Daily price change: 2-year U.S. Treasury yield
Source: Federal Reserve Bank of St. Louis, as of January 27, 2022.
- Market movements this year have been violent as investors struggle to digest a new rate regime along with ramped up geopolitical tensions in eastern Europe.
- Fed Chair Powell’s press conference on Wednesday did nothing to quell the volatility as rates across the yield curve jumped, and stocks fell as he spoke.
- As this week’s chart shows, the 2-year U.S. Treasury yield saw its largest single day jump since March 2020 while the 10-year rose to pre-pandemic levels (December 2019).1
- Meanwhile, the S&P 500 is down -9.1% year to date and there have been very few places to hide in the market this year as core fixed income has returned -2.2%.1
- The decline across both parts of the 60/40 portfolio stands in contrast to much of the past decade, when bonds often balanced equity volatility.

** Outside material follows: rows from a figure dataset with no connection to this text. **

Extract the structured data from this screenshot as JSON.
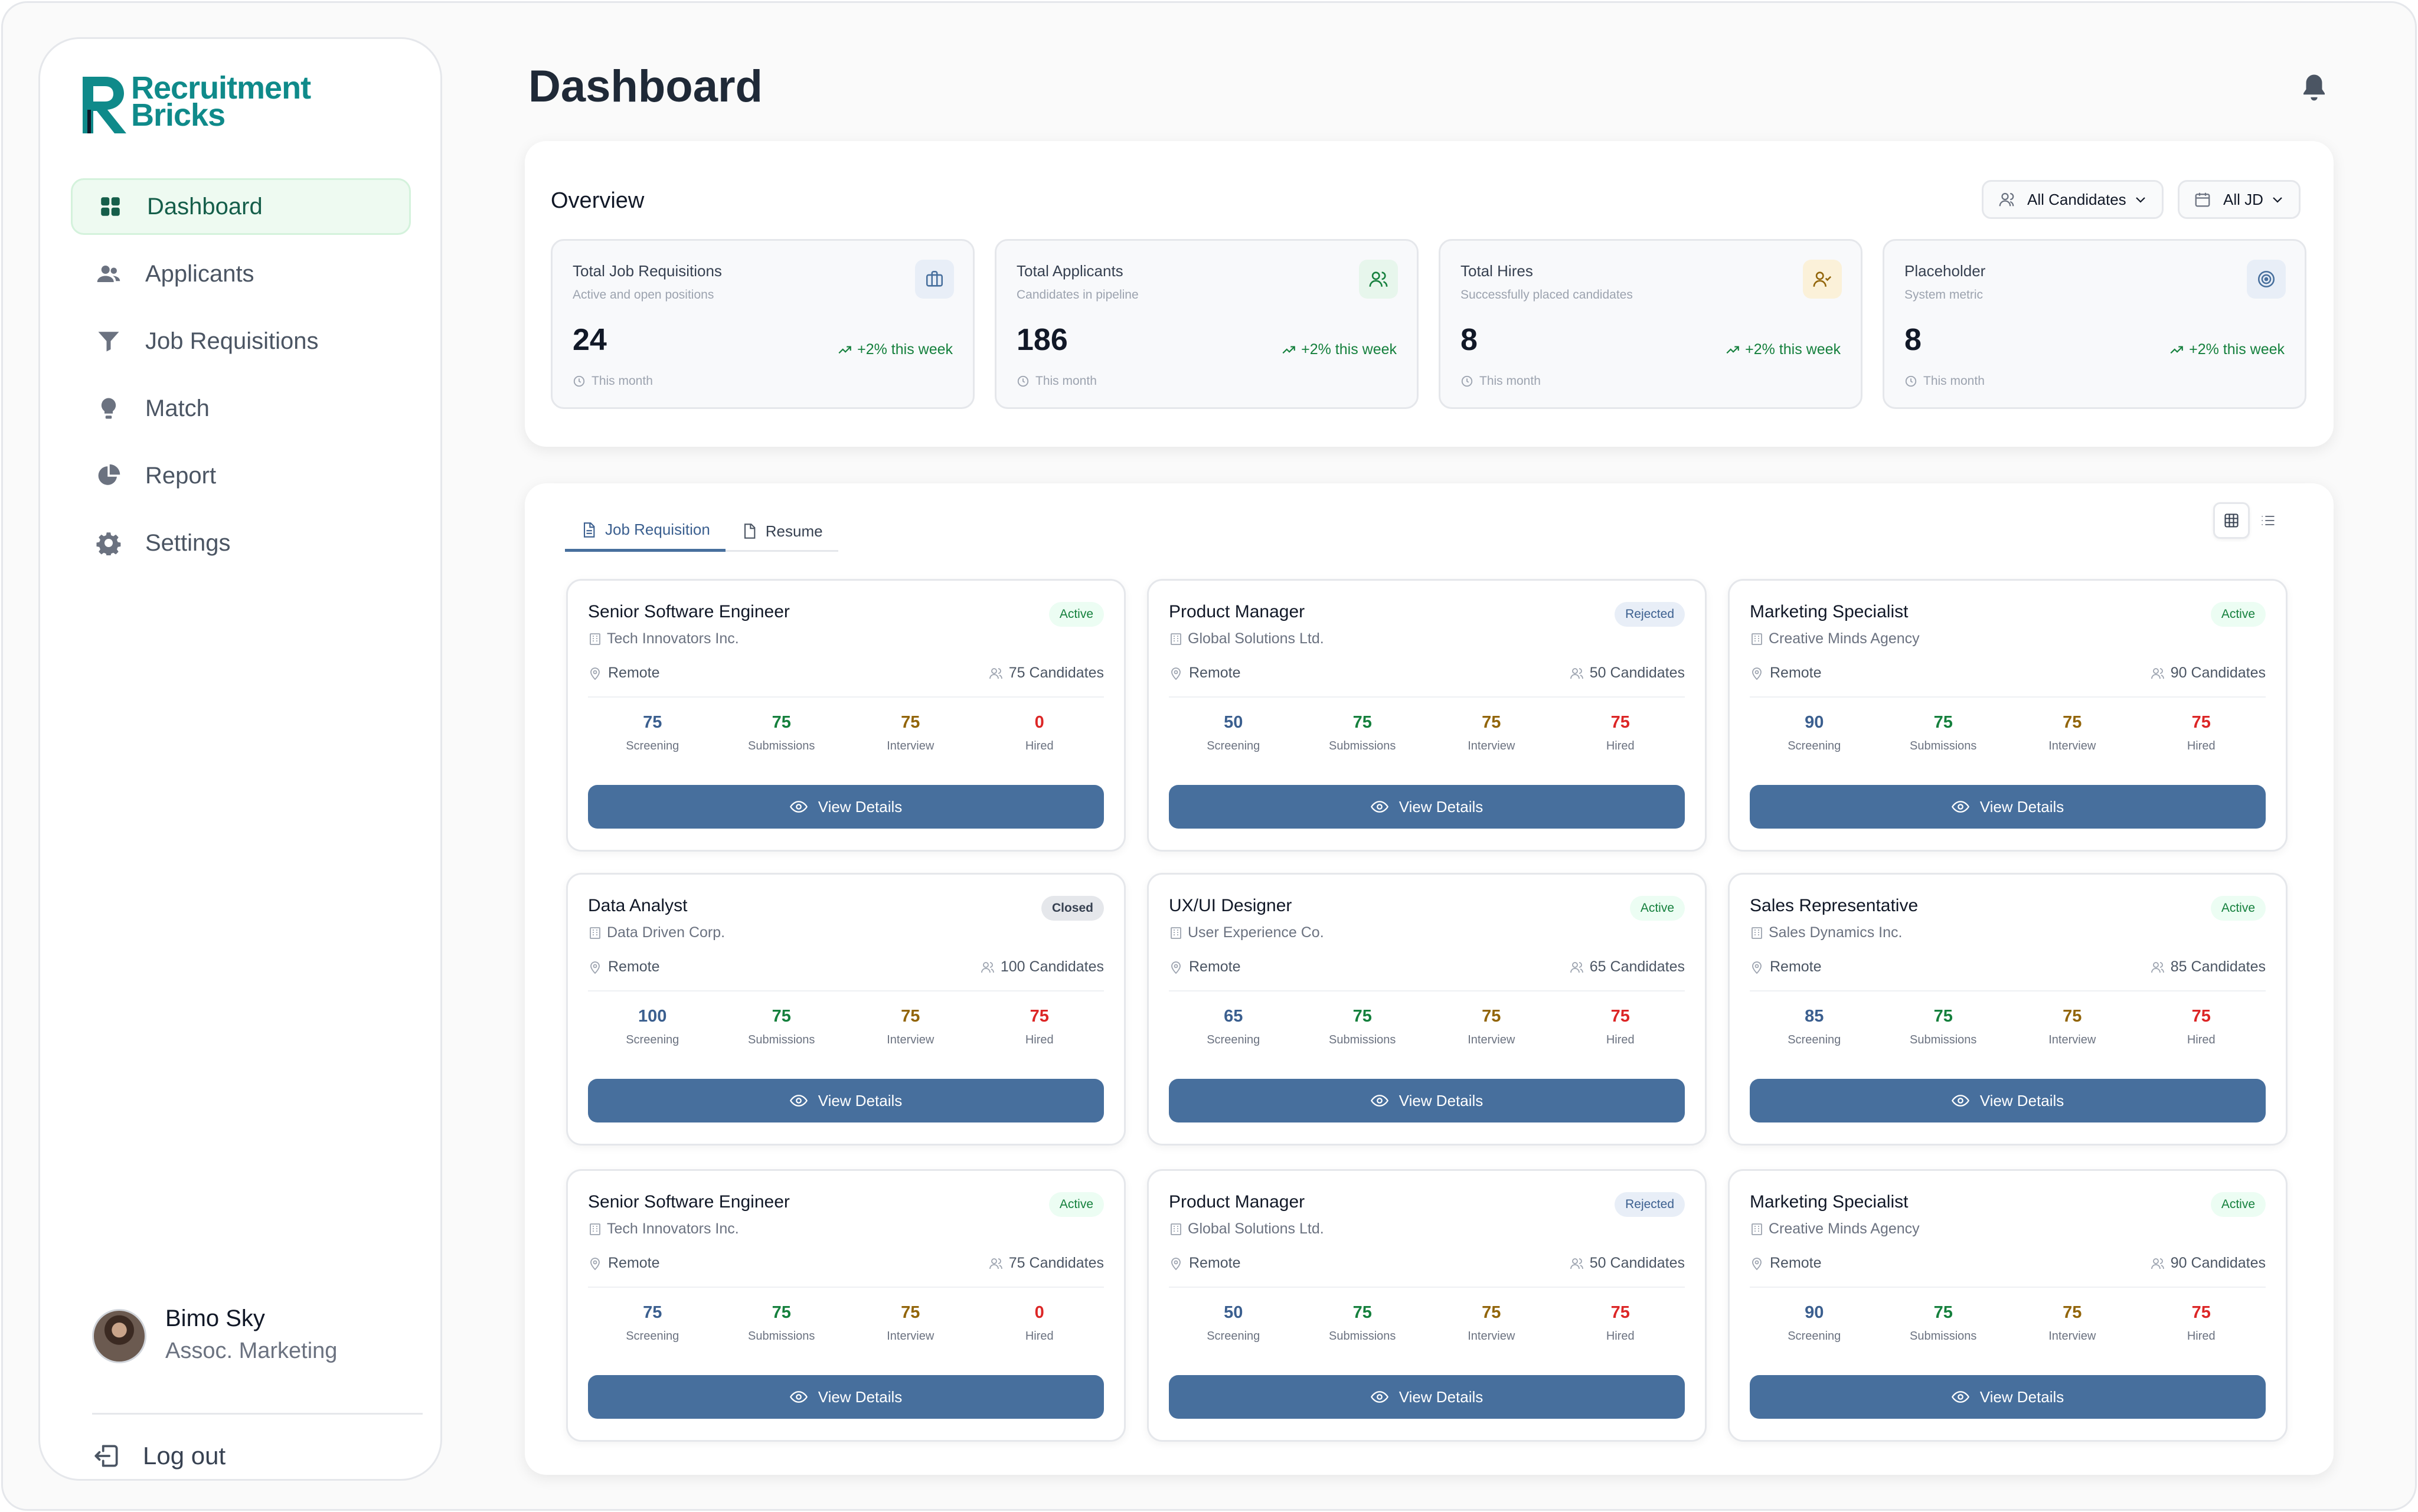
{
  "app": {
    "logo_line1": "Recruitment",
    "logo_line2": "Bricks",
    "brand_color": "#0f8a8a",
    "accent": "#476f9d"
  },
  "sidebar": {
    "items": [
      {
        "label": "Dashboard",
        "icon": "dashboard-grid-icon",
        "active": true
      },
      {
        "label": "Applicants",
        "icon": "users-icon",
        "active": false
      },
      {
        "label": "Job Requisitions",
        "icon": "funnel-icon",
        "active": false
      },
      {
        "label": "Match",
        "icon": "lightbulb-icon",
        "active": false
      },
      {
        "label": "Report",
        "icon": "pie-chart-icon",
        "active": false
      },
      {
        "label": "Settings",
        "icon": "gear-icon",
        "active": false
      }
    ],
    "user": {
      "name": "Bimo Sky",
      "role": "Assoc. Marketing"
    },
    "logout_label": "Log out"
  },
  "header": {
    "title": "Dashboard"
  },
  "overview": {
    "title": "Overview",
    "filters": {
      "candidates": "All Candidates",
      "jd": "All JD"
    },
    "stats": [
      {
        "label": "Total Job Requisitions",
        "sub": "Active and open positions",
        "value": "24",
        "trend": "+2% this week",
        "footer": "This month",
        "icon": "briefcase-icon"
      },
      {
        "label": "Total Applicants",
        "sub": "Candidates in pipeline",
        "value": "186",
        "trend": "+2% this week",
        "footer": "This month",
        "icon": "users-icon"
      },
      {
        "label": "Total Hires",
        "sub": "Successfully placed candidates",
        "value": "8",
        "trend": "+2% this week",
        "footer": "This month",
        "icon": "user-check-icon"
      },
      {
        "label": "Placeholder",
        "sub": "System metric",
        "value": "8",
        "trend": "+2% this week",
        "footer": "This month",
        "icon": "target-icon"
      }
    ]
  },
  "jobs": {
    "tabs": [
      {
        "label": "Job Requisition",
        "active": true
      },
      {
        "label": "Resume",
        "active": false
      }
    ],
    "metric_labels": {
      "screening": "Screening",
      "submissions": "Submissions",
      "interview": "Interview",
      "hired": "Hired"
    },
    "button_label": "View Details",
    "cards": [
      {
        "title": "Senior Software Engineer",
        "company": "Tech Innovators Inc.",
        "status": "Active",
        "status_class": "active",
        "location": "Remote",
        "candidates": "75 Candidates",
        "screening": "75",
        "submissions": "75",
        "interview": "75",
        "hired": "0"
      },
      {
        "title": "Product Manager",
        "company": "Global Solutions Ltd.",
        "status": "Rejected",
        "status_class": "rejected",
        "location": "Remote",
        "candidates": "50 Candidates",
        "screening": "50",
        "submissions": "75",
        "interview": "75",
        "hired": "75"
      },
      {
        "title": "Marketing Specialist",
        "company": "Creative Minds Agency",
        "status": "Active",
        "status_class": "active",
        "location": "Remote",
        "candidates": "90 Candidates",
        "screening": "90",
        "submissions": "75",
        "interview": "75",
        "hired": "75"
      },
      {
        "title": "Data Analyst",
        "company": "Data Driven Corp.",
        "status": "Closed",
        "status_class": "closed",
        "location": "Remote",
        "candidates": "100 Candidates",
        "screening": "100",
        "submissions": "75",
        "interview": "75",
        "hired": "75"
      },
      {
        "title": "UX/UI Designer",
        "company": "User Experience Co.",
        "status": "Active",
        "status_class": "active",
        "location": "Remote",
        "candidates": "65 Candidates",
        "screening": "65",
        "submissions": "75",
        "interview": "75",
        "hired": "75"
      },
      {
        "title": "Sales Representative",
        "company": "Sales Dynamics Inc.",
        "status": "Active",
        "status_class": "active",
        "location": "Remote",
        "candidates": "85 Candidates",
        "screening": "85",
        "submissions": "75",
        "interview": "75",
        "hired": "75"
      },
      {
        "title": "Senior Software Engineer",
        "company": "Tech Innovators Inc.",
        "status": "Active",
        "status_class": "active",
        "location": "Remote",
        "candidates": "75 Candidates",
        "screening": "75",
        "submissions": "75",
        "interview": "75",
        "hired": "0"
      },
      {
        "title": "Product Manager",
        "company": "Global Solutions Ltd.",
        "status": "Rejected",
        "status_class": "rejected",
        "location": "Remote",
        "candidates": "50 Candidates",
        "screening": "50",
        "submissions": "75",
        "interview": "75",
        "hired": "75"
      },
      {
        "title": "Marketing Specialist",
        "company": "Creative Minds Agency",
        "status": "Active",
        "status_class": "active",
        "location": "Remote",
        "candidates": "90 Candidates",
        "screening": "90",
        "submissions": "75",
        "interview": "75",
        "hired": "75"
      }
    ]
  }
}
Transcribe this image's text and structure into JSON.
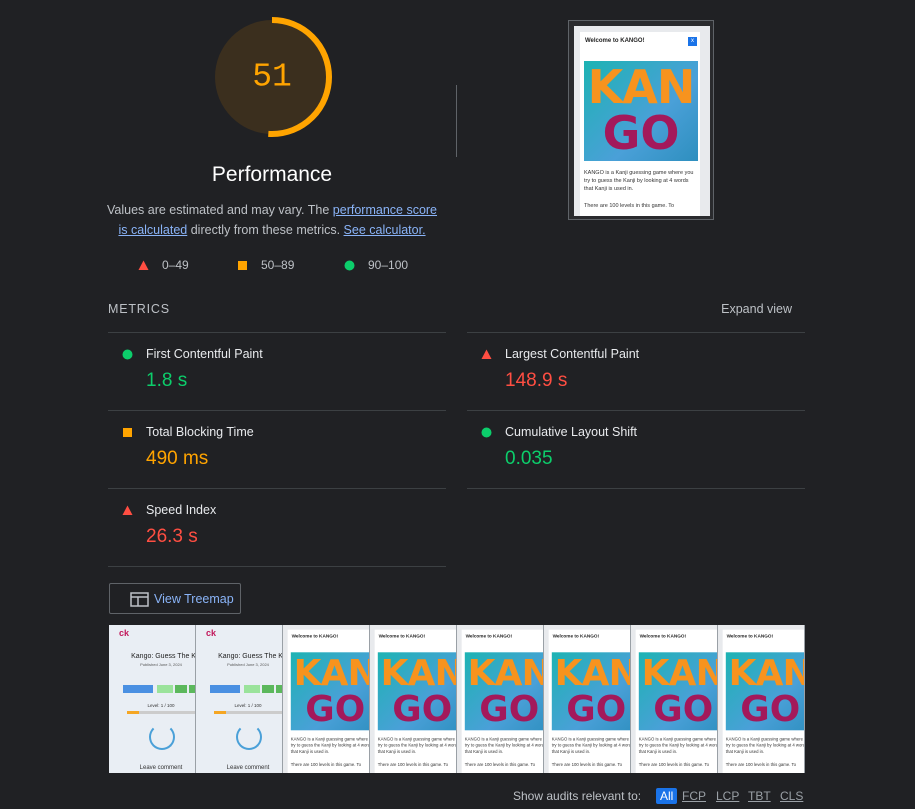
{
  "gauge": {
    "score": 51,
    "color": "#ffa400",
    "label": "Performance"
  },
  "description": {
    "prefix": "Values are estimated and may vary. The ",
    "link1": "performance score is calculated",
    "middle": " directly from these metrics. ",
    "link2": "See calculator."
  },
  "legend": [
    {
      "range": "0–49",
      "shape": "triangle",
      "color": "#ff4e42"
    },
    {
      "range": "50–89",
      "shape": "square",
      "color": "#ffa400"
    },
    {
      "range": "90–100",
      "shape": "circle",
      "color": "#0cce6b"
    }
  ],
  "metrics": {
    "title": "METRICS",
    "toggle": "Expand view",
    "items": [
      {
        "title": "First Contentful Paint",
        "value": "1.8 s",
        "shape": "circle",
        "color": "#0cce6b"
      },
      {
        "title": "Largest Contentful Paint",
        "value": "148.9 s",
        "shape": "triangle",
        "color": "#ff4e42"
      },
      {
        "title": "Total Blocking Time",
        "value": "490 ms",
        "shape": "square",
        "color": "#ffa400"
      },
      {
        "title": "Cumulative Layout Shift",
        "value": "0.035",
        "shape": "circle",
        "color": "#0cce6b"
      },
      {
        "title": "Speed Index",
        "value": "26.3 s",
        "shape": "triangle",
        "color": "#ff4e42"
      }
    ]
  },
  "treemap": "View Treemap",
  "screenshot": {
    "title": "Welcome to KANGO!",
    "close": "x",
    "logo_top": "KAN",
    "logo_bottom": "GO",
    "text1": "KANGO is a Kanji guessing game where you try to guess the Kanji by looking at 4 words that Kanji is used in.",
    "text2": "There are 100 levels in this game. To"
  },
  "filmstrip": {
    "loading": {
      "brand": "ck",
      "heading": "Kango: Guess The Kanji",
      "date": "Published June 3, 2024",
      "level": "Level: 1 / 100",
      "comment": "Leave comment"
    },
    "frames": [
      "loading",
      "loading",
      "modal",
      "modal",
      "modal",
      "modal",
      "modal",
      "modal"
    ]
  },
  "filter": {
    "label": "Show audits relevant to:",
    "options": [
      "All",
      "FCP",
      "LCP",
      "TBT",
      "CLS"
    ]
  }
}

Recently, however, we’ve begun to see bonds and stocks move in unison as inflation concerns and rising interest rates weigh on portfolios. The increased correlation is in line with other historical periods of elevated inflation.
- Within an environment of higher inflation, increased volatility and correlations across equity and fixed income markets, investors may be wise in adopting an active approach to navigate today’s changing markets and seek alternative ways to generate returns and manage risk.